Dad29 points out a small spike in grain futures. By "small," I mean all the way to the lock limit; by "grain," I mean every grain. Oats, wheat, corn, and soybeans.
Curious. Now, why would something like that happen?
One possibility is that somebody knows something we don't know about food supplies. Another is that someone thinks gold has topped out, and is looking for another relatively safe store of value -- something that people are going to need, no matter what happens to the values of any given currency. Given the new evidence of serious upcoming instability, new sources of reliable value stores might simply be coming to the fore.

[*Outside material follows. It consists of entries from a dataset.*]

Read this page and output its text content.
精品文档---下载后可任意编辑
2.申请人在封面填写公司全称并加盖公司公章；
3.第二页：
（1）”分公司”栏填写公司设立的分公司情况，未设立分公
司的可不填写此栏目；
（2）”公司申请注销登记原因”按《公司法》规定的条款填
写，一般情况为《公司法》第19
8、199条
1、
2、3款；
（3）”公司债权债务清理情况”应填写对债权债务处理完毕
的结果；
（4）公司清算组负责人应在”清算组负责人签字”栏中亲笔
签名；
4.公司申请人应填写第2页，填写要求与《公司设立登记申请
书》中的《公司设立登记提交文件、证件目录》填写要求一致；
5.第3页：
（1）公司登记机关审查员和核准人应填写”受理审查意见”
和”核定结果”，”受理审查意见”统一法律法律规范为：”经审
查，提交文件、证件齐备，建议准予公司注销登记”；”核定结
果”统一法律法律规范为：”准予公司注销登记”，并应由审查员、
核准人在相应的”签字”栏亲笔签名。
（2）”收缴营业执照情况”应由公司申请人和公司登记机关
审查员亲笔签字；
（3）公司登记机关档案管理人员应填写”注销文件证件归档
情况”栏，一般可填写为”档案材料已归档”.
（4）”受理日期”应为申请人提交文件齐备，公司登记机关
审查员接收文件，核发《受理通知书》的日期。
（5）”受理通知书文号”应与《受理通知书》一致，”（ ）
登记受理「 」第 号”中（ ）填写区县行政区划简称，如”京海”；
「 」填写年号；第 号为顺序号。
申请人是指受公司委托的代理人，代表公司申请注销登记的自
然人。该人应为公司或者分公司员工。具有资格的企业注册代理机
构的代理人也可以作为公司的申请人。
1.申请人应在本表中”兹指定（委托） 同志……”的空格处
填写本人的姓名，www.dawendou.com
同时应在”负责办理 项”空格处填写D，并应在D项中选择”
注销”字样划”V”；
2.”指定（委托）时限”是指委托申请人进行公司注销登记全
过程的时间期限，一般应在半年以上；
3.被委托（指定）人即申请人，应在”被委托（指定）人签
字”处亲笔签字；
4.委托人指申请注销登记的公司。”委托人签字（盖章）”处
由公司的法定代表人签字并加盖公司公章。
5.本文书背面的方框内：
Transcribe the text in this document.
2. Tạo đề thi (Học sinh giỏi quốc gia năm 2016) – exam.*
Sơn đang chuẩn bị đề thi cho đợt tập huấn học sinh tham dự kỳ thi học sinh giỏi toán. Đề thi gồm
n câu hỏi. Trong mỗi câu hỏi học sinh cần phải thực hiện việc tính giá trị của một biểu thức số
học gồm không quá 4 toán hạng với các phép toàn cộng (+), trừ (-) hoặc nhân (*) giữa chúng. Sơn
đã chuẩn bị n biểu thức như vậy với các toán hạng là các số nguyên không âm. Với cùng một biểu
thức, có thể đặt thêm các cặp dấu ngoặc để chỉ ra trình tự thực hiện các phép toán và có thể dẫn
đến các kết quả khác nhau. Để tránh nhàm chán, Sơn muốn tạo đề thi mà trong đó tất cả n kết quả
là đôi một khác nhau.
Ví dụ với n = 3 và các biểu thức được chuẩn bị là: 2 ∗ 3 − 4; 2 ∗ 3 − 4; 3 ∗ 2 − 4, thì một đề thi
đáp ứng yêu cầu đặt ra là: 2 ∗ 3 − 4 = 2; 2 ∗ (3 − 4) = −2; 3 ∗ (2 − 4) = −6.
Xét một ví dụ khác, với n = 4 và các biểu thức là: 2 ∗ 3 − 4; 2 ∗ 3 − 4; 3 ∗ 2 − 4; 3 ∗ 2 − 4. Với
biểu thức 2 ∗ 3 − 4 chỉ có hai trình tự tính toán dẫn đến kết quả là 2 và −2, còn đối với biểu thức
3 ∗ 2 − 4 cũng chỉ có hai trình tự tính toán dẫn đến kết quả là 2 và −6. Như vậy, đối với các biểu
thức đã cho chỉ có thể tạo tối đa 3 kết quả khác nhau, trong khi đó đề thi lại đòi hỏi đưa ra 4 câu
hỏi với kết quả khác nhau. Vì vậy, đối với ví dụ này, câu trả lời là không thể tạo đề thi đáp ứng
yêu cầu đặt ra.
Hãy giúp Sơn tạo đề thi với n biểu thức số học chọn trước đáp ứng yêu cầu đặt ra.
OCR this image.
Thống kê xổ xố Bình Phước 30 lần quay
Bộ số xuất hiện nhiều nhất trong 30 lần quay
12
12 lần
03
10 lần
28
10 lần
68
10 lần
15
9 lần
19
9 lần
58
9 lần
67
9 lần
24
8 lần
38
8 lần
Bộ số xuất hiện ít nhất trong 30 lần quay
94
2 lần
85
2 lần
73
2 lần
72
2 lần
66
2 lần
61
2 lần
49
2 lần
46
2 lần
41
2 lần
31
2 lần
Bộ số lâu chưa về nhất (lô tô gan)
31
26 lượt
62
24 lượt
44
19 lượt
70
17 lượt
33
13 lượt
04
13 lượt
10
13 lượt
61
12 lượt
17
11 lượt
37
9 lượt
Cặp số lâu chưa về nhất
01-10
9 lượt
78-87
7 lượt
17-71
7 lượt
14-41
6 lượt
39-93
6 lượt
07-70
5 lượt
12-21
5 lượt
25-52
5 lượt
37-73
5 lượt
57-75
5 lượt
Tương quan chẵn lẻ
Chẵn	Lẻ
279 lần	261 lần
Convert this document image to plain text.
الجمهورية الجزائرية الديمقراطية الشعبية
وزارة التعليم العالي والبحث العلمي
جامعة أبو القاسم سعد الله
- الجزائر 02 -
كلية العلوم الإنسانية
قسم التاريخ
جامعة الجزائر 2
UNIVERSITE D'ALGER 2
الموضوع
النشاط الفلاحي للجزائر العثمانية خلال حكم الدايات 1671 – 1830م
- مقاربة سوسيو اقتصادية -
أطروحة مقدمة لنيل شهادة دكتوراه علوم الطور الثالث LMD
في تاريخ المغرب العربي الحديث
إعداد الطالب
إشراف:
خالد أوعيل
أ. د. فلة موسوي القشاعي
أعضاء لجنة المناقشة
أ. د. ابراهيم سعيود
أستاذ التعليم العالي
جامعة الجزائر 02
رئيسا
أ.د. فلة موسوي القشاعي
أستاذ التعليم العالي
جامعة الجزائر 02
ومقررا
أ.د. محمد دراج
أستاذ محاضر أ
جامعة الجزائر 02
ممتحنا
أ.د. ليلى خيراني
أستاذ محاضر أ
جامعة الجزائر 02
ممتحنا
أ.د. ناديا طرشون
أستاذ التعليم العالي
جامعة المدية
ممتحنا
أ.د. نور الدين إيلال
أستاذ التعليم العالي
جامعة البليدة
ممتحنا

A third option arises if we consider two remarks of D29's source:
What this means is that it is entirely possible for exactly one trade to go off at the limit price and lock trading. You're stuck with whatever position you have at that point.So maybe all that happened here is that a George Soros-type noticed that one of his competitors was in a bad position, and closed the book on him. That's actually the least worrying scenario: a single somebody ruthlessly destroying a competitor (or 'some competitors') is far better than the beginning of an ongoing spike in basic food prices. That latter is the sort of thing that destroys governments, nations, civilizations.
If you're short and you lock-limit up the good news is that the damage stops (for that day) there.
The bad news is that there's nothing you can do about the damage, up to and including being driven into a margin call, which can bankrupt you.
It's something worth watching, and thinking about carefully, if it continues when trading reopens. So is that bank thing (see "serious upcoming instability," above).